Condenada a Valart a pagar à F...; Lda. a título de indemnização:

i. a quantia de 5.000,00€ destinados a custear o desmonte da grua;

ii. a quantia a liquidar em execução de sentença destinada a indemnização pela desvalorização da referida grua decorrente do seu não uso desde a sua colocação no veículo adquirido à Valart em Outubro de 2015 e até ao trânsito em julgado da sentença proferida;

iii. quantia a liquidar em execução de sentença destinada a indemnização por gastos acrescidos que a F...; Lda. teve de suportar na sua actividade, desde Outubro de 2015 e até ao trânsito em julgado dessa sentença e que não teria tido caso pudesse ter usado o veículo adquirido com a respectiva grua acoplada, sendo que caso essa quantia seja superior a 20.000 € terá de ser deduzida deste valor.

35 - Neste momento a Autora Valart, Lda. já pagou os montantes correspondentes ao preço de 20.000,00€ e de 5.000,00€, por via do processo executivo que correu termos pelo Juiz 1 do Juízo de Execução de ..., Tribunal Judicial da Comarca de Aveiro sob o n.º 2374/19.0...

Não se provou que:

a) Fosse a Ré, por intermédio de um seu funcionário, a realizar o transporte do veículo referido em 1 dos factos provados do Porto de ... para as instalações da Valart.

b) Os documentos se tenham extraviado e que a ré não tivesse recebido da despachante, em 2013 os documentos da viatura.

c) Os documentos entregues no âmbito do processo crime sejam uma segunda via dos documentos do veículo.

d) Em reunião realizada na Direcção de Finanças após a audiência prévia de 16 de Janeiro de 2018 fosse referido pelo Sr. Dr. DD que o IVA, caso o veículo não fosse exportado para ... era, face à lei, devido e não mencionasse o facto de o mesmo estar caducado.

III – Fundamentação de direito

1. A Recorrente discorda do acórdão proferido na parte em que este considerou não cumpridos os ónus exigidos para a impugnação da decisão sobre a matéria de facto previstos no art. 640.º do CPC.

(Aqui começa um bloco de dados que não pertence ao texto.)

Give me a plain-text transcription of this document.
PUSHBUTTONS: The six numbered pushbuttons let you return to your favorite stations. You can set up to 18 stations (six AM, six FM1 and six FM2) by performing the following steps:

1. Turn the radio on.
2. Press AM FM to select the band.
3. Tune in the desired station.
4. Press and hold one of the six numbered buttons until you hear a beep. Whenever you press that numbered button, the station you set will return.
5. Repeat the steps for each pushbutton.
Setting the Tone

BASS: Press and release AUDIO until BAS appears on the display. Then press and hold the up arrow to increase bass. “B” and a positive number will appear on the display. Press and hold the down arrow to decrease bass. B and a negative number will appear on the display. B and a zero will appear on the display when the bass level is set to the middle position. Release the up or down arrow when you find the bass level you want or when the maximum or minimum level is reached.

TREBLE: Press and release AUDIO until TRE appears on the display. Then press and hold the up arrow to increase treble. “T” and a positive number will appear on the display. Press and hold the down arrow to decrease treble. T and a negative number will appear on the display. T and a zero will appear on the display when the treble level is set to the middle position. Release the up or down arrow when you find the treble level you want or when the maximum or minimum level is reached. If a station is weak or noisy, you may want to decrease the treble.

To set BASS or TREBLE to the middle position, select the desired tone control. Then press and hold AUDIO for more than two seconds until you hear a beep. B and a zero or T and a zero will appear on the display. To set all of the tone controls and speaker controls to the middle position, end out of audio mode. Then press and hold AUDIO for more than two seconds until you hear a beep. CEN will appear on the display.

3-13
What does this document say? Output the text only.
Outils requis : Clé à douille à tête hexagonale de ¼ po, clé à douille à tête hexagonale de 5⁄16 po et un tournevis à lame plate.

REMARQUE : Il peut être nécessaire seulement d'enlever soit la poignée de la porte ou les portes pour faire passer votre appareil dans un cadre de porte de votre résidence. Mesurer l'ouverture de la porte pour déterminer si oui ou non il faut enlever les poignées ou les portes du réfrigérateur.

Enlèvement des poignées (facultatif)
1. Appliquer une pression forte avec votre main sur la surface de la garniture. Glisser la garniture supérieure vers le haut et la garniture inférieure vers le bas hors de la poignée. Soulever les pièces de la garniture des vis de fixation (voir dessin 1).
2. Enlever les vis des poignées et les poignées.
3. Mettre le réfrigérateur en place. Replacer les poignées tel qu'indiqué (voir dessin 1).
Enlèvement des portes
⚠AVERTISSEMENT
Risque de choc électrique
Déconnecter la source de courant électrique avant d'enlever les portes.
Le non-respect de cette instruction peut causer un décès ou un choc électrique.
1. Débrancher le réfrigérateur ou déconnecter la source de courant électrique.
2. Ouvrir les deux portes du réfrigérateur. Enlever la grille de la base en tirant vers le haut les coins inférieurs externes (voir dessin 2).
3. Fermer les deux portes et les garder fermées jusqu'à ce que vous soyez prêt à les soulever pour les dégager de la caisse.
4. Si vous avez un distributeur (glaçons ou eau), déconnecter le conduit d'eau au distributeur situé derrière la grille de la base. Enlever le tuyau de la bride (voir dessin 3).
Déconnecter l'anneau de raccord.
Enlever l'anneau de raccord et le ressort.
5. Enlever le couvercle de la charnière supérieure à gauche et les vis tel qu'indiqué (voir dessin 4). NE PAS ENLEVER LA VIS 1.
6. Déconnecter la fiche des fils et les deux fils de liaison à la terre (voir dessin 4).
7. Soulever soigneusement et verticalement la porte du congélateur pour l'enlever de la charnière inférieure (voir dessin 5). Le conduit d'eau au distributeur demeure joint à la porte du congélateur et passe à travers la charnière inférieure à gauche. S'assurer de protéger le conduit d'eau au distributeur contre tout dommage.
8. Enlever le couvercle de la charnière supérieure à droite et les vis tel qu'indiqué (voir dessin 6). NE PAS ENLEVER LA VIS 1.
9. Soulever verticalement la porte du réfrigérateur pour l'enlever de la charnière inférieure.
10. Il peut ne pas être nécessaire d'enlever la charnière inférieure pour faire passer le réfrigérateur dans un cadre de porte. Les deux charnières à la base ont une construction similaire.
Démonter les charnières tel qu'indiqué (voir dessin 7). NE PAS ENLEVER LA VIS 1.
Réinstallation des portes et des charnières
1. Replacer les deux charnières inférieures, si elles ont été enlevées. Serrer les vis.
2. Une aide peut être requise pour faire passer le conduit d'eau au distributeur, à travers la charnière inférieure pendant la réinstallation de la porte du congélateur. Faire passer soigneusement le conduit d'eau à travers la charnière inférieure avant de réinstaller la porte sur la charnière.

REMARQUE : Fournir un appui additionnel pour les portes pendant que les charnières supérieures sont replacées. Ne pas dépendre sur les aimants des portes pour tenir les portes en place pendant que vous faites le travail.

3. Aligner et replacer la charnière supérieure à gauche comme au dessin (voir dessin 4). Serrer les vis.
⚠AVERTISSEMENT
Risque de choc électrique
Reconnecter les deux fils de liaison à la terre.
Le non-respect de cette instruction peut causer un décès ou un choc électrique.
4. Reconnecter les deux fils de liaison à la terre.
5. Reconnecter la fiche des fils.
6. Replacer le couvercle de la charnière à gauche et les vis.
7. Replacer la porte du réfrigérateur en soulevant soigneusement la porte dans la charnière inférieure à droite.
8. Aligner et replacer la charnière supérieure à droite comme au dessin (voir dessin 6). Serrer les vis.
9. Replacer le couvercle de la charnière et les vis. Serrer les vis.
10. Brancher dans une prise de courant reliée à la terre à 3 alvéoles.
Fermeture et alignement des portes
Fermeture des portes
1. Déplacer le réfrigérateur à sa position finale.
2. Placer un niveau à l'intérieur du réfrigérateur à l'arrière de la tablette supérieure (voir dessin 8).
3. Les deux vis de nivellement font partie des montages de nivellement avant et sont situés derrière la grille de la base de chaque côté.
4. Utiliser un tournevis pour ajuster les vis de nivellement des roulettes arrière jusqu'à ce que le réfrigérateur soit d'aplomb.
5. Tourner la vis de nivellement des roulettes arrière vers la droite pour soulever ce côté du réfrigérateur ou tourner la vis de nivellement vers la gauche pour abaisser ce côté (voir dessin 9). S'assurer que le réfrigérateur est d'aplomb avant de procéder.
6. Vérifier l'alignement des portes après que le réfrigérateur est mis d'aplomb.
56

Segundo o que preceitua o art. 640.º do CPC:

«1 - Quando seja impugnada a decisão sobre a matéria de facto, deve o recorrente obrigatoriamente especificar, sob pena de rejeição:

a) Os concretos pontos de facto que considera incorretamente julgados;

b) Os concretos meios probatórios, constantes do processo ou de registo ou gravação nele realizada, que impunham decisão sobre os pontos da matéria de facto impugnados diversa da recorrida;

c) A decisão que, no seu entender, deve ser proferida sobre as questões de facto impugnadas.

2 - No caso previsto na alínea b) do número anterior, observa-se o seguinte:

a) Quando os meios probatórios invocados como fundamento do erro na apreciação das provas tenham sido gravados, incumbe ao recorrente, sob pena de imediata rejeição do recurso na respetiva parte, indicar com exatidão as passagens da gravação em que se funda o seu recurso, sem prejuízo de poder proceder à transcrição dos excertos que considere relevantes;

b) Independentemente dos poderes de investigação oficiosa do tribunal, incumbe ao recorrido designar os meios de prova que infirmem as conclusões do recorrente e, se os depoimentos tiverem sido gravados, indicar com exatidão as passagens da gravação em que se funda e proceder, querendo, à transcrição dos excertos que considere importantes.

3 - O disposto nos n.os 1 e 2 é aplicável ao caso de o recorrido pretender alargar o âmbito do recurso, nos termos do n.º 2 do artigo 636.º.».

2. Antes de mais, assinale-se que a jurisprudência deste Supremo Tribunal, na aferição do cumprimento dos ónus consagrados no art. 640.º do CPC, tem adoptado um critério de proporcionalidade e de razoabilidade, propugnando que aqueles ónus pretendem garantir uma adequada inteligibilidade do fim e do objecto do recurso.

Esta asserção é comprovada através da consulta dos seguintes acórdãos, que se indicam a título exemplificativo e cujos sumários se transcrevem na parte relevante:

- Acórdão de 04-06-2020 (proc. n.º 1519/18.2T8FAR.E1.S1), disponível em www.jurisprudencia.csm.org

«III - O art. 640.º do CPC estabelece que o recorrente no caso de impugnar a decisão sobre a matéria de facto deve proceder à especificação dos concretos pontos de facto que considera incorrectamente julgados, dos concretos meios probatórios que imponham decisão diversa e da decisão que deve ser proferida, sem contudo fazer qualquer referência ao modo e ao local de proceder a essa especificação.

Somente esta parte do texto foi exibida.